Many people have taken his response to mean that unemployment in the high-tech sector is the result of American workers who allowed their skills to become obsolete. This is an unacceptable explanation.
(Excerpt) Read more at capwiz.com ...
The H1-B visa program is based on a lie - that there is a shortage of tech workers. And, above and beyond that, do we want this country to completely lose the concept of a middle class, which is the primary component of economic and political stability? Other countries keep up barriers as we lower ours. It's kinda like being in a boxing match and lowering your guard and hoping the other guy doesn't clean your clock - it ain't ever gonna happen.
Ok I'll just ask my employer to cut my salary to 6k a year so I can be more attractive to employ. Is that what you're doing?
So let's see how this works. We use tax dollars to train manufacturing workers how to become low-level tech workers ... and then they'll graduate and not be able to get a decent job because they've all been outsourced overseas. So I guess we'll then train them how to be Wal-Mart greeters.
They're concerned about jobs going overseas, that technology is taking over jobs. And these people are finding difficulty finding work. And although you're recommitted yourself to your tax cut policy, do you have any ideas or any plans within the administration of what you might do for these people who feel like there are fundamental changes happening in the work force and in the economy?
She was talking about the chronically unemployed, for anyone who was listening. For all anyone knows, she was talking about textile jobs going overseas; technology in the form of robotics and automation replacing union labor, etc.
You guys see "technology" and "jobs" or "work force" and think it's all about H1-B and Indian programmers. Sheesh.
His response was adequate, as far as I'm concerned. He said community colleges should be recognizing employment trends and training people accordingly. Right now, they are not. They are still selling IS certificate programs without regard to opportunity, and are inflating demand with ridiculous promises.
And I'm sure your mortgage company will follow suit and cut your mortage by 90 percent. As will GMAC on your car loan.
I can't repeat it enough: corporate America hates IT. They consider it a disparate service, like the janitorial staff, instead of an important part of the business; they hate having to deal with it; they hate having to hire and manage difficult IT people; and they hate spending the money to maintain an in-house IT presence. They feel they were gouged by IT salary levels during the tech boom, and outsourcing IT now is just a way of getting their own back and disposing of people they never wanted to hire in the first place.
lmao, I can only dream.
"Bush just lost several thousand tech worker votes with this line." - Dirtboy
All that Bush did was to rephrase what the reporter asked him. People do that every day simply to insure that they have fully understood a question being asked of them.
And if several thousand tech workers can't understand that simple fact, then they aren't smart enough to be employed in America.

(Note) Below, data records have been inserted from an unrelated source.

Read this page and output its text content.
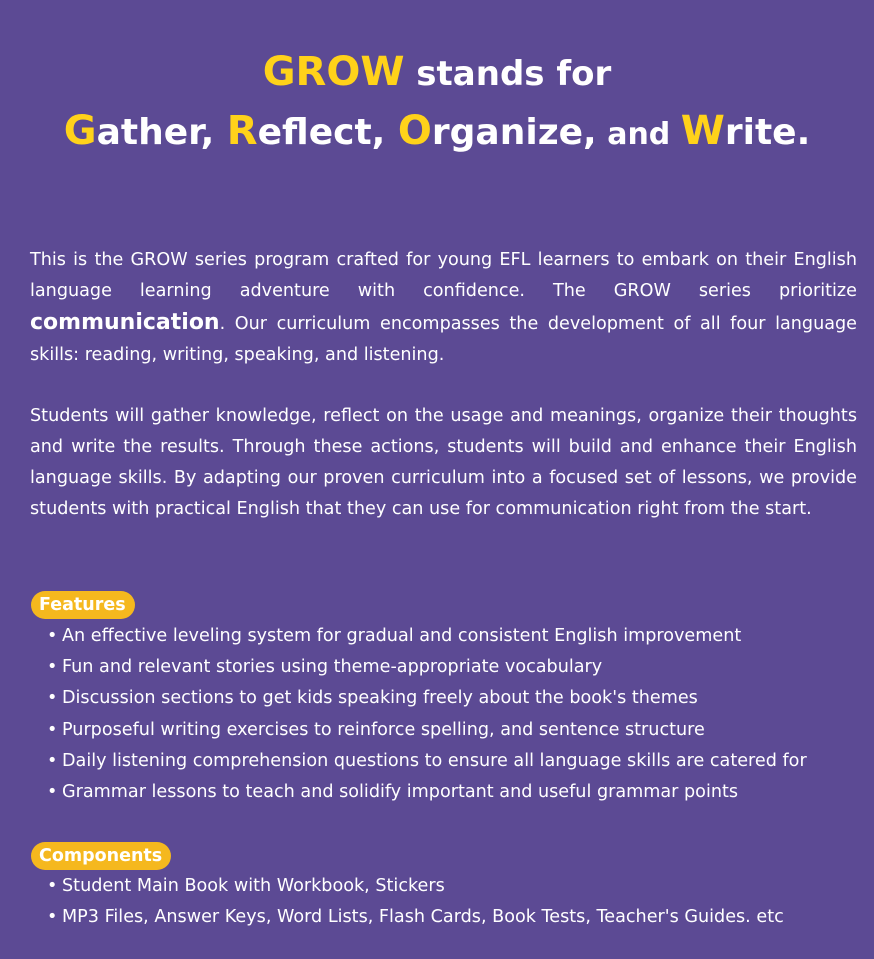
GROW stands for
Gather, Reflect, Organize, and Write.

This is the GROW series program crafted for young EFL learners to embark on their English language learning adventure with confidence. The GROW series prioritize communication. Our curriculum encompasses the development of all four language skills: reading, writing, speaking, and listening.

Students will gather knowledge, reflect on the usage and meanings, organize their thoughts and write the results. Through these actions, students will build and enhance their English language skills. By adapting our proven curriculum into a focused set of lessons, we provide students with practical English that they can use for communication right from the start.

Features
• An effective leveling system for gradual and consistent English improvement
• Fun and relevant stories using theme-appropriate vocabulary
• Discussion sections to get kids speaking freely about the book's themes
• Purposeful writing exercises to reinforce spelling, and sentence structure
• Daily listening comprehension questions to ensure all language skills are catered for
• Grammar lessons to teach and solidify important and useful grammar points
Components
• Student Main Book with Workbook, Stickers
• MP3 Files, Answer Keys, Word Lists, Flash Cards, Book Tests, Teacher's Guides. etc
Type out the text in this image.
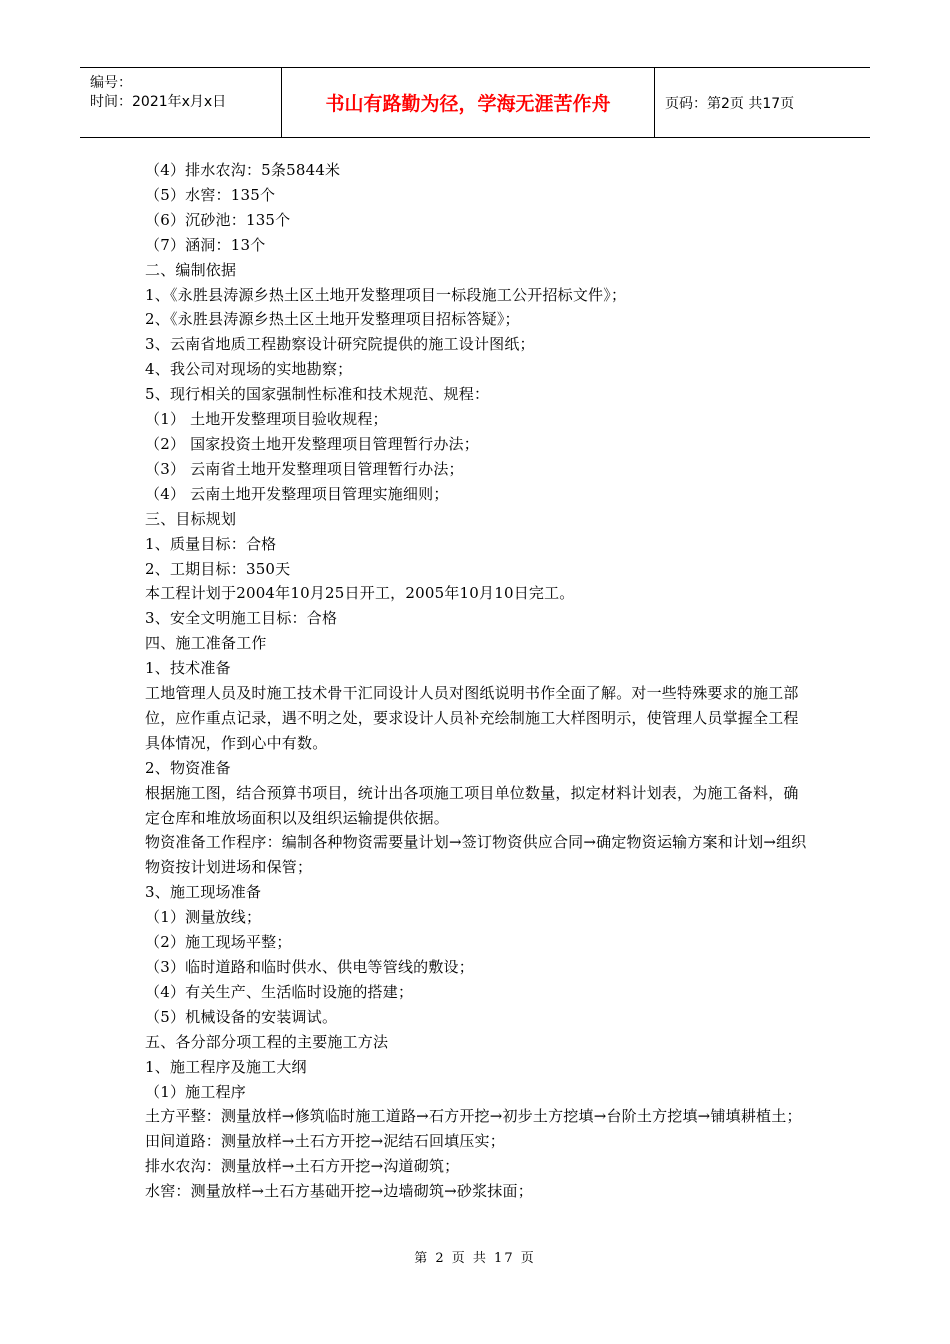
编号：
时间：2021年x月x日	书山有路勤为径，学海无涯苦作舟	页码：第2页 共17页

（4）排水农沟：5条5844米

（5）水窖：135个

（6）沉砂池：135个

（7）涵洞：13个

二、编制依据

1、《永胜县涛源乡热土区土地开发整理项目一标段施工公开招标文件》；

2、《永胜县涛源乡热土区土地开发整理项目招标答疑》；

3、云南省地质工程勘察设计研究院提供的施工设计图纸；

4、我公司对现场的实地勘察；

5、现行相关的国家强制性标准和技术规范、规程：

（1） 土地开发整理项目验收规程；

（2） 国家投资土地开发整理项目管理暂行办法；

（3） 云南省土地开发整理项目管理暂行办法；

（4） 云南土地开发整理项目管理实施细则；

三、目标规划

1、质量目标：合格

2、工期目标：350天

本工程计划于2004年10月25日开工，2005年10月10日完工。

3、安全文明施工目标：合格

四、施工准备工作

1、技术准备

工地管理人员及时施工技术骨干汇同设计人员对图纸说明书作全面了解。对一些特殊要求的施工部位，应作重点记录，遇不明之处，要求设计人员补充绘制施工大样图明示，使管理人员掌握全工程具体情况，作到心中有数。

2、物资准备

根据施工图，结合预算书项目，统计出各项施工项目单位数量，拟定材料计划表，为施工备料，确定仓库和堆放场面积以及组织运输提供依据。

物资准备工作程序：编制各种物资需要量计划→签订物资供应合同→确定物资运输方案和计划→组织物资按计划进场和保管；

3、施工现场准备

（1）测量放线；

（2）施工现场平整；

（3）临时道路和临时供水、供电等管线的敷设；

（4）有关生产、生活临时设施的搭建；

（5）机械设备的安装调试。

五、各分部分项工程的主要施工方法

1、施工程序及施工大纲

（1）施工程序

土方平整：测量放样→修筑临时施工道路→石方开挖→初步土方挖填→台阶土方挖填→铺填耕植土；

田间道路：测量放样→土石方开挖→泥结石回填压实；

排水农沟：测量放样→土石方开挖→沟道砌筑；

水窖：测量放样→土石方基础开挖→边墙砌筑→砂浆抹面；

第 2 页 共 17 页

But, the point is, we'll train those laid-off manufacturing workers to be low-level techies - and they STILL won't get work because we're either bringing in H1-B visa workers or companies are outsourcing the very jobs they're training for.
This isn't about the workers. It's about policies in this country that are expediting the rampant hemmoraging of decent-paying jobs and the destruction of the middle class.
A good case can be made that it's actually a vacuum.